Old Drug Points To a New Way To Knock the Epstein-Barr Virus Down

A recent study suggested that Epstein-Barr reactivation might be present in substantial number of people with ME/CFS.  Anti-herpesvirus drug protocols in ME/CFS, however, tend to last very long and aren’t always successful.  The same drugs have been used for decades. That, however, could be changing, though.

Some studies remind us to always be ready for surprises – to not think that we know so much. The body is always throwing us curveballs and it turns out that sometimes drug companies can as well. The spironolactone saga in EBV reminds us that important answers to ME/CFS and other diseases might not need to come from some sophisticated R&D drug program but might literally, right now, be found down the aisles of a pharmacy.

EBV Reactivation

The goal – find a new drug that could stop EBV from reactivating.
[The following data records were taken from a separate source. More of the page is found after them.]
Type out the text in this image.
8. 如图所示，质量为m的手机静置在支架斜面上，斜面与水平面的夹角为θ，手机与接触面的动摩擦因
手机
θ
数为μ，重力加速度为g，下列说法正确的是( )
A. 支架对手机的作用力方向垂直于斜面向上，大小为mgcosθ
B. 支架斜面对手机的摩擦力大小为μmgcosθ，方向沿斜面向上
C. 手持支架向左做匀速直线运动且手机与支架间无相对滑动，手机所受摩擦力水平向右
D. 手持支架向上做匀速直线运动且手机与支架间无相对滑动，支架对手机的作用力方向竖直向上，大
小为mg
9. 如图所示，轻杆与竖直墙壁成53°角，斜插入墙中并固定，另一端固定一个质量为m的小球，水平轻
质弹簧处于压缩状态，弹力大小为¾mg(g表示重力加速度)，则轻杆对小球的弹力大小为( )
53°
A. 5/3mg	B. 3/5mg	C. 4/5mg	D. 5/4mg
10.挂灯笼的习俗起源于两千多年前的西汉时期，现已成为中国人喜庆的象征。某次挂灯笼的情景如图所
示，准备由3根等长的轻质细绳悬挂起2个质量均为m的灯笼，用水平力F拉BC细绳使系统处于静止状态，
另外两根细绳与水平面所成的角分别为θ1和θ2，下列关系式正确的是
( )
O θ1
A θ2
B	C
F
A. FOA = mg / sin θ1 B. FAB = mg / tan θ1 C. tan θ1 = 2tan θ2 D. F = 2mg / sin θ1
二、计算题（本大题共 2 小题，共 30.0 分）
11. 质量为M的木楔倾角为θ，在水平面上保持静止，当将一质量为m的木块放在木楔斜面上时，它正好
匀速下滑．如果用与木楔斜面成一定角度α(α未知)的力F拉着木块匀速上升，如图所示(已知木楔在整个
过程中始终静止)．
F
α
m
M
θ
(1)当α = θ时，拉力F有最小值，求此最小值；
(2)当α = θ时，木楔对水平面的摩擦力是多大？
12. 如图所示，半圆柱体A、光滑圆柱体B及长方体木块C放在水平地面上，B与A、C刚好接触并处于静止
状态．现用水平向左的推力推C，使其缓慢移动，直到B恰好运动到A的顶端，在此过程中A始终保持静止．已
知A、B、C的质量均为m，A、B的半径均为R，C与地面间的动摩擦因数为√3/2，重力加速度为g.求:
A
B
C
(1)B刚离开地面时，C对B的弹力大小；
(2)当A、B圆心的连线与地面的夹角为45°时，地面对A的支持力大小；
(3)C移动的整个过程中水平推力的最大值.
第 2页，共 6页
Sankar Swaminathan MD, Chief of the Division of Infectious Diseases at the University of Utah, has been publishing on Epstein-Barr virus  for almost 20 years. Besides infectious mononucleosis – a common trigger for ME/CFS – EBV has been associated with autoimmune diseases and a host of cancers.

Four years ago, Swaminathan and colleagues went on a search to find a drug not to kill EBV – the bug is too firmly embedded in our cells to hope for that – but to stop it from reactivating. It’s when EBV awakens from its latent state and begins reactivating that it becomes the most dangerous. If Swaminathan could stop EBV from doing that he would have achieved a momentous goal.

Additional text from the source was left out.